テラ・ルネッサンスはアフリカの元少年兵の自立支援や紛争地での平和教育、カンボジアでの地雷撤去などに取り組む団体で、私はTSC東京という法人サポーターの会で世話人をさせてもらっています。以前、創設者の鬼丸さんと経営の勉強会でご一緒したことがあったのですけれど、その打ち上げで、「この11人がいれば世界平和を達成できるんだ」といったことをおっしゃって、急に涙されたことがありました。そのとき私も「世界平和を達成できる」って思ったんですよね。それ以降、私も「人生の目標は世界平和です」と宣言するようになりました。世界の動きに非常に敏感で、経済や経営の動きに関してもいろいろな知見を持っていらっしゃるので、鬼丸さんの話はとても刺激になり、いつもありがたく伺っています。鬼丸さんにはサポーターに期待することをどんどん教えて欲しいと思っています。
東日本大震災の被災地支援と動物支援をしているNPOで、弊社では定期的に寄付をしています。伝説塾の國武栄治さんが設立した団体で、現在私は理事を拝命しています。この団体の支援金の集め方はユニークで、飲み会を開いて実質4000円かかる場合は8000円の会費にするとか、ゴルフコンペで1万円のプレーフィーだけど2万円の会費にするとか、とにかく楽しみながら支援することを徹底している。やり方としてとてもいいと思います。東北復興に関しては何かしなくてはと思いつつ募金する程度だったのですが、今いろいろ関わらせてもらって非常にありがたいなと思っています。
これは会社としても個人としても関わらせていただいている地域への貢献です。山梨県の都留(つる)市は私の母校・都留文科大学がある場所です。大学時代、子供児童文化研究部で子どもと遊ぶ活動をしていて、いまだにその地域の子ども祭りの実行委員や、子ども食堂の支援をしています。

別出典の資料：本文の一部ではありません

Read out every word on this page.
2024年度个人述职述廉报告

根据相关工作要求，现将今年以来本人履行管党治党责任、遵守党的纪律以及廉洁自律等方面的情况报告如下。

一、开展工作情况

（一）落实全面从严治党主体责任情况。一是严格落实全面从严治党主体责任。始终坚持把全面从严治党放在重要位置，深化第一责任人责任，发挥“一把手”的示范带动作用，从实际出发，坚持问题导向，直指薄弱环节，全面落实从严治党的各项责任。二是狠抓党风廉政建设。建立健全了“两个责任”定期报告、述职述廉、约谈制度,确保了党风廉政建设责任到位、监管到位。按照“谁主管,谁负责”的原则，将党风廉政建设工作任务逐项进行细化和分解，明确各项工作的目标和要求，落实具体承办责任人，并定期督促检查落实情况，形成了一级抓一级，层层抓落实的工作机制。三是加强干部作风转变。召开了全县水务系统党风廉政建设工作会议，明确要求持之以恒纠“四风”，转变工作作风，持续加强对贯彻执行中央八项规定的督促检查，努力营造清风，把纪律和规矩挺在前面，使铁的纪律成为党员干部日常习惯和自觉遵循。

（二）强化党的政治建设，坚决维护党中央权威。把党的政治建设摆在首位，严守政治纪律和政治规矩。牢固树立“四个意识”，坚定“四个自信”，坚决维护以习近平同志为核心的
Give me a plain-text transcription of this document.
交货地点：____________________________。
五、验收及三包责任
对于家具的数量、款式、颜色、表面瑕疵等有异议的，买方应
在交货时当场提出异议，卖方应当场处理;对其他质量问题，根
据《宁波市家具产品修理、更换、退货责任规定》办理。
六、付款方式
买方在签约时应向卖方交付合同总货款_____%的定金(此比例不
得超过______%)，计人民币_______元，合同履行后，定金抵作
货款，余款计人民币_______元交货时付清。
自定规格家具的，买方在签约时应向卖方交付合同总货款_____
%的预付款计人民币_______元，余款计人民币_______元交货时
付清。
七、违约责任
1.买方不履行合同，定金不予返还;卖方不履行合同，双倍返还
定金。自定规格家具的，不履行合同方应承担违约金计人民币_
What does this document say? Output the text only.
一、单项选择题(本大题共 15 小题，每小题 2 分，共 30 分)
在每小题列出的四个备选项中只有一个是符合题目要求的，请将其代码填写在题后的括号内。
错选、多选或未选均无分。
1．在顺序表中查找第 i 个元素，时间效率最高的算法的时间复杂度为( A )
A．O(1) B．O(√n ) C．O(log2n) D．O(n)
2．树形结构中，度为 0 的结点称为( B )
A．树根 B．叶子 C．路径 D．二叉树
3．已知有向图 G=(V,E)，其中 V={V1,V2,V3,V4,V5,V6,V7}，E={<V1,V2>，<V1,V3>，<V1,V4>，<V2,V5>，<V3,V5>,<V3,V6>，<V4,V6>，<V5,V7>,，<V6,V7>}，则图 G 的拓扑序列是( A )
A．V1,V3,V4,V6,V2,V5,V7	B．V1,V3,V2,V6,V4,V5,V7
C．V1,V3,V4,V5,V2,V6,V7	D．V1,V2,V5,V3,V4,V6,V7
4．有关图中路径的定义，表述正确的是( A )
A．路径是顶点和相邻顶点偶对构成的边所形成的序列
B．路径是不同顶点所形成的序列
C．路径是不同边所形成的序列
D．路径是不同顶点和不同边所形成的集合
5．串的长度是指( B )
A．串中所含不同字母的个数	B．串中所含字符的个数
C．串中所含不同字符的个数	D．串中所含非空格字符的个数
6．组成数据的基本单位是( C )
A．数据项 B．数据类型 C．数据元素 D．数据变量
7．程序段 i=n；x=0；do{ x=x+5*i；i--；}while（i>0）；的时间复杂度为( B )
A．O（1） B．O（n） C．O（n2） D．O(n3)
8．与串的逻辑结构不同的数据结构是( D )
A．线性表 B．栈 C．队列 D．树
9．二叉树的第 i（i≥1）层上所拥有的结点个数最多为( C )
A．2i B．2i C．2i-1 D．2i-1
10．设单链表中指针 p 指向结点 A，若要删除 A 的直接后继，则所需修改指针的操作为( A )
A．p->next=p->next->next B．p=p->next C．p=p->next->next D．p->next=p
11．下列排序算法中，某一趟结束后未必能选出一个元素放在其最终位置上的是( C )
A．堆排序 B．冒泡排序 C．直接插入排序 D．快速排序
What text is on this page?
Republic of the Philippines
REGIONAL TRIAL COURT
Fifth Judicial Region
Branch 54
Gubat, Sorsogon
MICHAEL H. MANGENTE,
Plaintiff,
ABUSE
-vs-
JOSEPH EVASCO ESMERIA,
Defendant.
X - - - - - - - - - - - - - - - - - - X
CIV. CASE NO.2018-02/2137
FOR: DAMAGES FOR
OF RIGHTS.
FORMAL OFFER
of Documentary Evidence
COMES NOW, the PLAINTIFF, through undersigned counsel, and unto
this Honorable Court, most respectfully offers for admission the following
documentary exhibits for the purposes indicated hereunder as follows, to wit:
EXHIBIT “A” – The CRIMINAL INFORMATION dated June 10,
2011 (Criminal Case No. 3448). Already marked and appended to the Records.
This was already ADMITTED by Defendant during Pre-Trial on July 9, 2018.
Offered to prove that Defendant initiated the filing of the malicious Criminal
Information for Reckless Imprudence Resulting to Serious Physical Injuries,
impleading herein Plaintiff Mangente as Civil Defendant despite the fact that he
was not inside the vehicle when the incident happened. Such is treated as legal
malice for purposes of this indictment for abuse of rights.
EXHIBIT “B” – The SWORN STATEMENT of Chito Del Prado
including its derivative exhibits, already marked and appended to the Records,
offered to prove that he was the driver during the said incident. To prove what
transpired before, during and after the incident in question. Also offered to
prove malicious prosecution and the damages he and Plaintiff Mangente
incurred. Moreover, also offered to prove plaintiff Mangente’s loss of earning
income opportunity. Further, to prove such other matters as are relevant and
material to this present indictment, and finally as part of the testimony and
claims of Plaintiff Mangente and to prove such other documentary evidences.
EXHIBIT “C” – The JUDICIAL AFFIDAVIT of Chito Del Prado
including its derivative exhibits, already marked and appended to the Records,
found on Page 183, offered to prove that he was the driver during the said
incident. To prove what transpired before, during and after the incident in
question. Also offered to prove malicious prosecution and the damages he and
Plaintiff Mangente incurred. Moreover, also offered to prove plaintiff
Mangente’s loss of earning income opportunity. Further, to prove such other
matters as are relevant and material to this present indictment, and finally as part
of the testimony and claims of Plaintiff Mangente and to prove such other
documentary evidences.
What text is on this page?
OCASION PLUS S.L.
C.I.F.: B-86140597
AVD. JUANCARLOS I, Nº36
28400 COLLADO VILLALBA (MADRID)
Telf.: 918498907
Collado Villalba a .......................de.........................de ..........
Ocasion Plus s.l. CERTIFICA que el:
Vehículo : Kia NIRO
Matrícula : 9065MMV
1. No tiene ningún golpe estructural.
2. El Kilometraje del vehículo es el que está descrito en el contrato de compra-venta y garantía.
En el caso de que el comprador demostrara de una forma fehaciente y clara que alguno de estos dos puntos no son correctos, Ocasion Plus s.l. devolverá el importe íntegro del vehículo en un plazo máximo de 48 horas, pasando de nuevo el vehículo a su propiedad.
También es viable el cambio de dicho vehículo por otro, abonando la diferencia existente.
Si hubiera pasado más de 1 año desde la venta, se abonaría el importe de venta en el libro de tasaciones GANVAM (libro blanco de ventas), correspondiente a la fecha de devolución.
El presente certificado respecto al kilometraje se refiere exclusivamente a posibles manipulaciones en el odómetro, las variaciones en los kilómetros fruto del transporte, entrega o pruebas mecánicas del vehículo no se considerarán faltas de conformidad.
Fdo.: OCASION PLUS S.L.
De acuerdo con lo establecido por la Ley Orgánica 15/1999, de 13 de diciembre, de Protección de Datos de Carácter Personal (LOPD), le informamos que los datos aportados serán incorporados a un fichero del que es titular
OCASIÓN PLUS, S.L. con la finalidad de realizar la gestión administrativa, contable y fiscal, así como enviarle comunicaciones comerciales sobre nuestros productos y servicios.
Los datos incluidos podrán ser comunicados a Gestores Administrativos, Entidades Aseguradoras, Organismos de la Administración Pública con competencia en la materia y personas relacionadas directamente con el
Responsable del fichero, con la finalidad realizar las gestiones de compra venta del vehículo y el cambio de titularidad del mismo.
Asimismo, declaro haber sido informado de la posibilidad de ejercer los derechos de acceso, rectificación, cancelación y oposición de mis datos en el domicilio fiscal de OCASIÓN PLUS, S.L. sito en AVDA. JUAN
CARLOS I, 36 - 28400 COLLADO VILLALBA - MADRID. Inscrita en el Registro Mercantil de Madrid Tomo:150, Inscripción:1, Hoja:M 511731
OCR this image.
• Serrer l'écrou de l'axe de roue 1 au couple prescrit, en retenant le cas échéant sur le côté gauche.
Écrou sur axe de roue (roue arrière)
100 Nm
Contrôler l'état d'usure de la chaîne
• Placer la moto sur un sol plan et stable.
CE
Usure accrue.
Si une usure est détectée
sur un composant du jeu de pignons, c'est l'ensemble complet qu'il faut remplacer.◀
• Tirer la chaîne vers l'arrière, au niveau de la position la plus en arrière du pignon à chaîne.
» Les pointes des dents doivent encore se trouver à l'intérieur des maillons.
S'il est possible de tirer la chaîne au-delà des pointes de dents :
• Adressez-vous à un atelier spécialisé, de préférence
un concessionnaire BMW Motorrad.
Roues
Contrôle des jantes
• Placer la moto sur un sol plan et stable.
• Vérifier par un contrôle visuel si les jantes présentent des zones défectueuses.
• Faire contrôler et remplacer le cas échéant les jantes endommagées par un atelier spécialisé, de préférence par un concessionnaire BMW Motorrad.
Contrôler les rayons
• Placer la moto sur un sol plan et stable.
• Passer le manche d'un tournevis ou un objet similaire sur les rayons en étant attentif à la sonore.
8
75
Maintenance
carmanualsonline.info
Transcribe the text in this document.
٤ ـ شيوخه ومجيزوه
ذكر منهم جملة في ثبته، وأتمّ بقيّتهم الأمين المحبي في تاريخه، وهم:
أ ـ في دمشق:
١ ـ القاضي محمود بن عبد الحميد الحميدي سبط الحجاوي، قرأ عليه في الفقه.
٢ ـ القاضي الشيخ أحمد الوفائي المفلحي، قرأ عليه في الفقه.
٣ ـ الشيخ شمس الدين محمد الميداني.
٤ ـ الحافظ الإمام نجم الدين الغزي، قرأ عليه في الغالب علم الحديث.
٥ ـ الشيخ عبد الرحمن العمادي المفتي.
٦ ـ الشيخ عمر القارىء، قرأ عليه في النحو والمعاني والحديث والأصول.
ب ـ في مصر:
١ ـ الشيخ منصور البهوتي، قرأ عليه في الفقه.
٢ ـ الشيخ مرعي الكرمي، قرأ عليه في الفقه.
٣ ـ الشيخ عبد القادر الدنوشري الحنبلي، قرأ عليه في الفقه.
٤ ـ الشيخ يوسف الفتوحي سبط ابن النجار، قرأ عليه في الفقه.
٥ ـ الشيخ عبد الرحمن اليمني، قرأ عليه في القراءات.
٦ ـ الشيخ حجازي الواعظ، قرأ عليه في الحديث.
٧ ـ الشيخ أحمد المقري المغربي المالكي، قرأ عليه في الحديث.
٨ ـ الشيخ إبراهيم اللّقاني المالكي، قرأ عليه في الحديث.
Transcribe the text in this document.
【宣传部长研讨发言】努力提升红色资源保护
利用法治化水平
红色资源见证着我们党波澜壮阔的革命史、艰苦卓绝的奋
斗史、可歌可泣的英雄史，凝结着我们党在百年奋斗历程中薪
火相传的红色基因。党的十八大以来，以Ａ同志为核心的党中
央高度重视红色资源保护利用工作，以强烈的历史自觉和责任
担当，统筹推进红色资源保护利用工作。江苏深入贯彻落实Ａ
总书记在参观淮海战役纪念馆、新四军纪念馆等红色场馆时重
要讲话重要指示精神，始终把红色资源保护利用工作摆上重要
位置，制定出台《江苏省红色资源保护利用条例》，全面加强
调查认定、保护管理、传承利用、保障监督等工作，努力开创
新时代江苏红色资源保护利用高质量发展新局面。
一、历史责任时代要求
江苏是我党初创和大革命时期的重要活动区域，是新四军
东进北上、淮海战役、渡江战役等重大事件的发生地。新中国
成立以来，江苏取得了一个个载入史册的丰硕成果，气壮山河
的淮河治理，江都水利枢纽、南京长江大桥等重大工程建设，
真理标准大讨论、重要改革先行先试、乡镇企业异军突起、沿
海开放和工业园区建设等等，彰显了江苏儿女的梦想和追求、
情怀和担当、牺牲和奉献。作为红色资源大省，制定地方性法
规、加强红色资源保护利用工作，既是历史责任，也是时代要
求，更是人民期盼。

卒業後しばらく都留の活動からは離れていたんですけれど、当時その活動をご一緒した岩間さんがその後も活動を継続していて、私は5年前くらいから再び都留での活動に関わるようになりました。岩間さんがいなかったら、もう1度関わることはできなかったと思います。とても感謝しています。
未来に向けて
中小企業の活力が日本そして世界を元気にする
私は今47歳ですが、30年ぐらいはまだ頑張れるかなと思っています。今後30年、日本はさらに少子高齢化が進み、必ず労働人口減少の危機に直面します。今後も活力ある日本でいるためにはIT技術を活用しながら、年齢、性別、国籍に関係なく誰でも働ける環境を作っていくことが必要だと思っています。日本企業の99%以上が中小企業です。弊社は中小企業へ向けたITを活用したコンサルティングを得意としているので、活力ある日本を作っていくことに貢献できると思っています。
また30年後、アジア諸国でも高齢化問題が深刻になると予測されています。日本でモデルができていればそのとき諸外国の手本にもなれる。今後30年で活力ある中小企業を創出する仕組みを作るのは私の仕事で、30年後それをアジアで広げていくのは君たちの仕事だからね、と若い世代に話をしています。今から未来を託す準備が始まっているのです。